17 de mar. de 2010

REALIZAÇÃO


Dizem por aí que a pessoa é para o que nasce. E deve ser verdade. Bem, pelo menos no caso do nosso herói, Marynelson da Silva.
Em que pese ter nascido numa família de classe média baixa e ter sido criado num subúrbio da Leopoldina, no Rio de Janeiro, ele nunca se destacou por nenhuma aptidão física especial como empinar pipas, sambar, jogar bola, correr da policia e outras praticas esportivas comuns no seu meio. Já na escola destacou-se por sua memória excepcional. Era um verdadeiro elefante (dizem que esses animais não esquecem nunca). Ao fim de cada aula era capaz de repetir com as mesmas palavras tudo o que o professor dissera. Igualzinho. Uma coisa inacreditável. Nas provas escritas suas frases eram iguais às do livro-texto. Sem tirar nem por.
Até o fim do primeiro ciclo, (o que já foi chamado de ginasial), o Marynelson foi um sucesso: O Rei da Tabuada; imbatível nos exames orais; declamador famoso (era capaz de repetir quase todas as poesias de Castro Alves sem tomar fôlego); Sabia a tabua dos elementos químicos sem esquecer nenhum e na ordem; suas redações reproduziam páginas e mais paginas dos livros recomendados pelo MEC. Enfim: Um estudante exemplar.
Mas - sempre tem um mas na vida das pessoas - no segundo ciclo as coisas começaram a se complicar. Já não bastava a decoreba, sendo cobrado dos alunos uma coisa nova: O raciocínio. Na matemática veio a álgebra com seus teoremas para complicar a vida do nosso herói e suas soluções que pediam o desenvolvimento dos cálculos. Não bastava a solução apresentada nos exercícios pelos livros. Inicialmente ele enganava com as formulas decoradas mas quando tentava apresentar a solução (CQD – como queríamos demonstrar) o professor cobrava (CDF – como deveríamos fazer). E para complicar ainda mais, nas provas, os examinadores teimavam em trocar os algarismos dos problemas propostos. Enfim, uma sacanagem para com o aluno.

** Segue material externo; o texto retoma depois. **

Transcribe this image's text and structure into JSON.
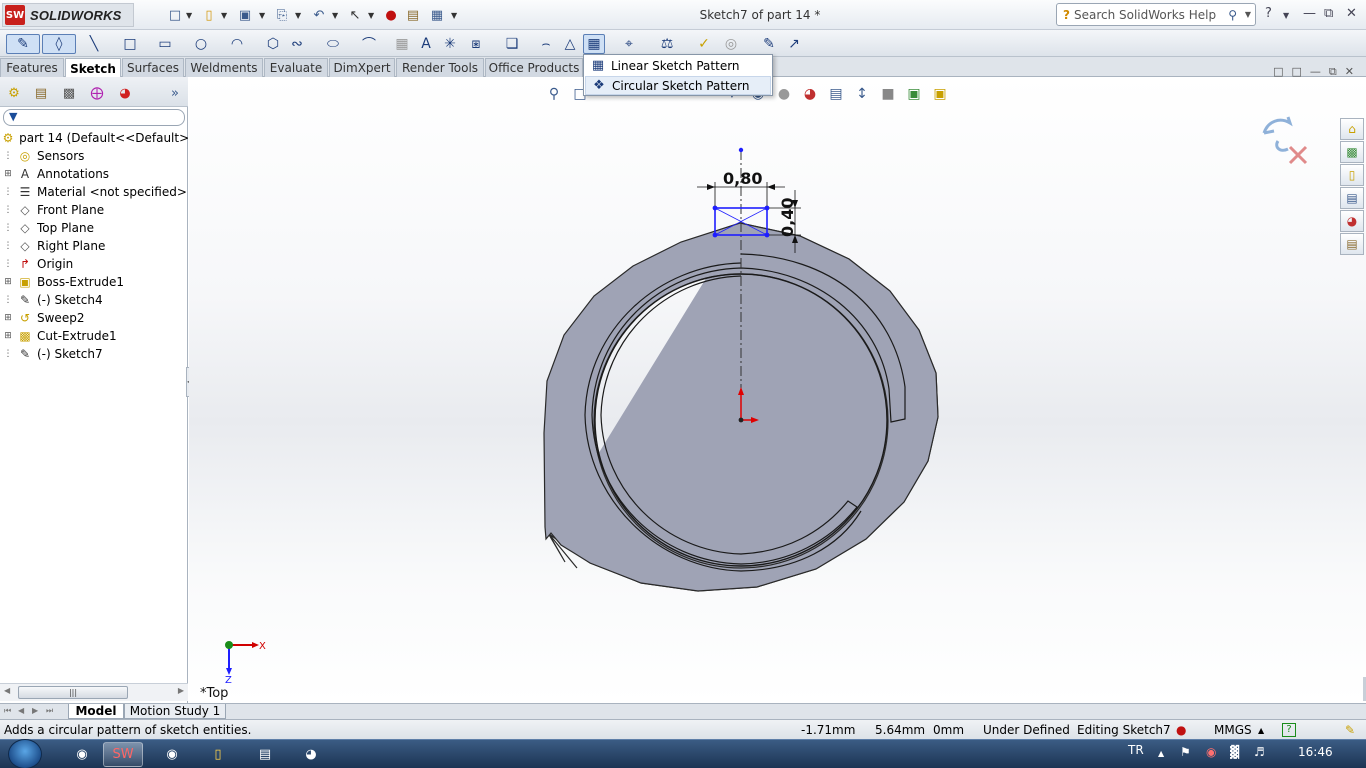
{
  "app": {
    "brand": "SOLIDWORKS",
    "window_title": "Sketch7 of part 14 *",
    "help_placeholder": "Search SolidWorks Help"
  },
  "tabs": [
    "Features",
    "Sketch",
    "Surfaces",
    "Weldments",
    "Evaluate",
    "DimXpert",
    "Render Tools",
    "Office Products"
  ],
  "active_tab": "Sketch",
  "flyout": {
    "items": [
      "Linear Sketch Pattern",
      "Circular Sketch Pattern"
    ],
    "highlighted": "Circular Sketch Pattern"
  },
  "tree": {
    "filter_icon": "funnel-icon",
    "root": "part 14  (Default<<Default>_Di",
    "items": [
      {
        "label": "Sensors",
        "icon": "sensor-icon",
        "expandable": false
      },
      {
        "label": "Annotations",
        "icon": "annotation-icon",
        "expandable": true
      },
      {
        "label": "Material <not specified>",
        "icon": "material-icon",
        "expandable": false
      },
      {
        "label": "Front Plane",
        "icon": "plane-icon",
        "expandable": false
      },
      {
        "label": "Top Plane",
        "icon": "plane-icon",
        "expandable": false
      },
      {
        "label": "Right Plane",
        "icon": "plane-icon",
        "expandable": false
      },
      {
        "label": "Origin",
        "icon": "origin-icon",
        "expandable": false
      },
      {
        "label": "Boss-Extrude1",
        "icon": "extrude-icon",
        "expandable": true
      },
      {
        "label": "(-) Sketch4",
        "icon": "sketch-icon",
        "expandable": false
      },
      {
        "label": "Sweep2",
        "icon": "sweep-icon",
        "expandable": true
      },
      {
        "label": "Cut-Extrude1",
        "icon": "cut-icon",
        "expandable": true
      },
      {
        "label": "(-) Sketch7",
        "icon": "sketch-icon",
        "expandable": false
      }
    ]
  },
  "viewport": {
    "dimensions": {
      "width": "0,80",
      "height": "0,40"
    },
    "view_name": "*Top",
    "triad": {
      "x": "X",
      "z": "Z"
    }
  },
  "bottom_tabs": [
    "Model",
    "Motion Study 1"
  ],
  "status": {
    "message": "Adds a circular pattern of sketch entities.",
    "x": "-1.71mm",
    "y": "5.64mm",
    "z": "0mm",
    "state": "Under Defined",
    "editing": "Editing Sketch7",
    "units": "MMGS"
  },
  "taskbar": {
    "lang": "TR",
    "time": "16:46"
  },
  "colors": {
    "accent": "#1a4c99",
    "part": "#9fa3b5",
    "sketch": "#1e1eff",
    "origin": "#e00000"
  }
}
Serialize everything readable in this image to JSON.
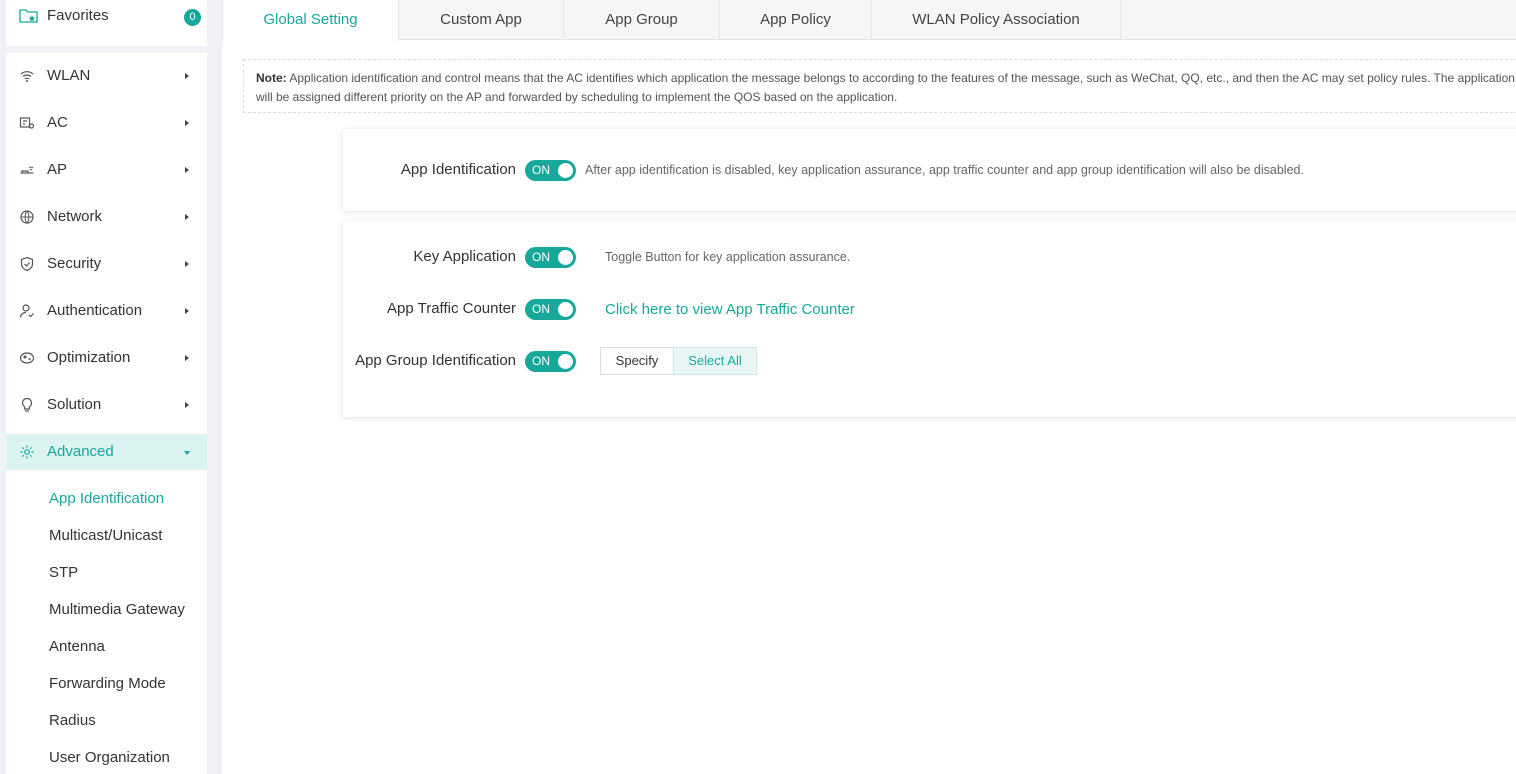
{
  "sidebar": {
    "favorites": {
      "label": "Favorites",
      "count": "0"
    },
    "items": [
      {
        "label": "WLAN",
        "icon": "wifi-icon"
      },
      {
        "label": "AC",
        "icon": "ac-icon"
      },
      {
        "label": "AP",
        "icon": "ap-icon"
      },
      {
        "label": "Network",
        "icon": "network-icon"
      },
      {
        "label": "Security",
        "icon": "shield-icon"
      },
      {
        "label": "Authentication",
        "icon": "user-icon"
      },
      {
        "label": "Optimization",
        "icon": "optimization-icon"
      },
      {
        "label": "Solution",
        "icon": "lightbulb-icon"
      },
      {
        "label": "Advanced",
        "icon": "gear-icon"
      }
    ],
    "advanced_sub": [
      "App Identification",
      "Multicast/Unicast",
      "STP",
      "Multimedia Gateway",
      "Antenna",
      "Forwarding Mode",
      "Radius",
      "User Organization"
    ]
  },
  "tabs": [
    "Global Setting",
    "Custom App",
    "App Group",
    "App Policy",
    "WLAN Policy Association"
  ],
  "note": {
    "prefix": "Note:",
    "text": "Application identification and control means that the AC identifies which application the message belongs to according to the features of the message, such as WeChat, QQ, etc., and then the AC may set policy rules. The application will be assigned different priority on the AP and forwarded by scheduling to implement the QOS based on the application."
  },
  "settings": {
    "app_identification": {
      "label": "App Identification",
      "state": "ON",
      "hint": "After app identification is disabled, key application assurance, app traffic counter and app group identification will also be disabled."
    },
    "key_application": {
      "label": "Key Application",
      "state": "ON",
      "hint": "Toggle Button for key application assurance."
    },
    "app_traffic_counter": {
      "label": "App Traffic Counter",
      "state": "ON",
      "link": "Click here to view App Traffic Counter"
    },
    "app_group_identification": {
      "label": "App Group Identification",
      "state": "ON",
      "options": [
        "Specify",
        "Select All"
      ],
      "selected": "Select All"
    }
  },
  "colors": {
    "accent": "#18a89b",
    "active_bg": "#dbf3f1"
  }
}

Foi aí que ficou evidente a memória rara, fotográfica do Marynelson e sua incapacidade total de raciocinar, ou seja de combinar a informações guardadas no seu cérebro excepcional. Ele era um computador vivo e, como tal, estúpido. E o que é pior sem um programador...
Depois de reprovado várias vezes no mesmo ano o jeito foi o herói ir em busca de trabalho, em que pese suas poucas habilidades, para, mais de uma vez, ser demitido por suas limitações intelectuais. Verdade seja dita, o moço tendo uma boa formação moral nunca se envolveu com vícios, nem com viciados, pelo que nunca foi cooptado pelo movimento do tóxico.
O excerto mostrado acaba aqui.